Il concerto entra nel vivo senza pausa, una canzone via l’altra: la splendida “Pictures Of Home”; “Bloodsucker”, in verità suonata un po’ col freno a mano tirato; e la sempre divertente “Strange Kind Of Woman”. Altro gradito ritorno è “Sometimes I Feel Like Screaming”, che spezza un po’ la tensione rock con un momento più delicato e malinconico. Su “Lazy”, invece, la band inizia a giocare in casa, allungando l’introduzione e ricamando pregevoli scambi strumentali, prima di buttarsi anima e corpo in una esecuzione magistrale. L’album più recente dei Deep Purple, “inFinite”, viene giustamente omaggiato con tre pezzi, il primo singolo “Time For Bedlam”; “Birds Of Prey”, baciata da un meraviglioso assolo di Steve Morse sul finale; e soprattutto “The Surprising”, il pezzo migliore dell’album a nostro avviso, in cui invece è Don Airey a ritagliarsi un break strumentale al piano. A proposito del tastierista, mentre Steve Morse appare un po’ più dimesso del solito, complici forse i problemi al polso che lo obbligano ad esibirsi con una sorta di tutore, Don Airey è libero di impazzare a destra e manca, risultando particolarmente efficace sia nei brani più classici, sia nella lunga parentesi solista in cui si diverte ad omaggiare l’Italia e la sua tradizione musicale in un delirio di synth, tastiere e pianoforte.

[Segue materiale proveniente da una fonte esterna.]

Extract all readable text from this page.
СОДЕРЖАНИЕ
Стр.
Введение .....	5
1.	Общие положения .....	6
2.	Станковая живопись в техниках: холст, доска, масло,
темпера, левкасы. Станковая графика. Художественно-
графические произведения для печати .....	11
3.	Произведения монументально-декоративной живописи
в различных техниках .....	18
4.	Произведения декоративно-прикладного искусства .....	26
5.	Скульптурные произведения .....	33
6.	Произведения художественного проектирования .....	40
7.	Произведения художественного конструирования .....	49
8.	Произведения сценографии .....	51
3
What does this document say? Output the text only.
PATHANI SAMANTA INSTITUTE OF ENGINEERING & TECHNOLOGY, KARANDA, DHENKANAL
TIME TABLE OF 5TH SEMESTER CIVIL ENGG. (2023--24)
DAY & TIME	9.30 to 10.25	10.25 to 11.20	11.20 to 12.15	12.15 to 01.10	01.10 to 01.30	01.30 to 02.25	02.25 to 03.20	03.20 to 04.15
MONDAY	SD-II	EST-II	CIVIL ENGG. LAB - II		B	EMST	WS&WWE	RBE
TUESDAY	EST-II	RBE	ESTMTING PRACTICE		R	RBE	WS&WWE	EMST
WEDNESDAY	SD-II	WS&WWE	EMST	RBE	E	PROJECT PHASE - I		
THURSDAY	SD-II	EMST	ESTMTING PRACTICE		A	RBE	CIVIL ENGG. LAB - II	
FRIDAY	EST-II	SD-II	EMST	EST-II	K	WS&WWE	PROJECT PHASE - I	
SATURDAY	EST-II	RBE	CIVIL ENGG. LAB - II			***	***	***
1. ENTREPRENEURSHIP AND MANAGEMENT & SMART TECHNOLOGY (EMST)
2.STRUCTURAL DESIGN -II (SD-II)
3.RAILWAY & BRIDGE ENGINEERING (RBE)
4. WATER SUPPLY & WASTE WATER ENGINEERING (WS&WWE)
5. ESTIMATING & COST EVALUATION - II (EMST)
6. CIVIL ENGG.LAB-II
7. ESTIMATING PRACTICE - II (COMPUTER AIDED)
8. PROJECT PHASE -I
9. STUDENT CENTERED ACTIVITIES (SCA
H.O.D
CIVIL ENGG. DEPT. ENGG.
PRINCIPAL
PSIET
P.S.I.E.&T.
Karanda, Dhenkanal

La scaletta arriva ormai agli ultimi colpi e ovviamente tocca ad una vera e propria carrellata di classici: composizioni come “Perfect Strangers”, la terremotante “Space Truckin’”, fino ovviamente al loro pezzo più famoso e osannato, quella “Smoke On The Water” che tutti i presenti cantano a squarciagola. Certo, ci sarebbe piaciuto qualche ripescaggio in più rispetto ad una scaletta con poche sorprese, ma non ci possiamo comunque lamentare. Naturalmente la serata non può concludersi senza un altro paio di gemme: ci riferiamo ovviamente ad “Hush”, introdotta come d’abitudine per questo tour dal tema di “Peter Gunn”; e “Black Night”, preceduta da un solidissimo assolo di Roger Glover al basso, che pone il sigillo sull’ennesima performance di livello.
Forse non abbiamo assistito al miglior concerto dei Deep Purple tra i numerosi che abbiamo avuto la fortuna di vedere ma, nonostante qualche normale cenno di stanchezza, Gillan e soci rimangono una certezza per chi ama il rock suonato con sudore e passione.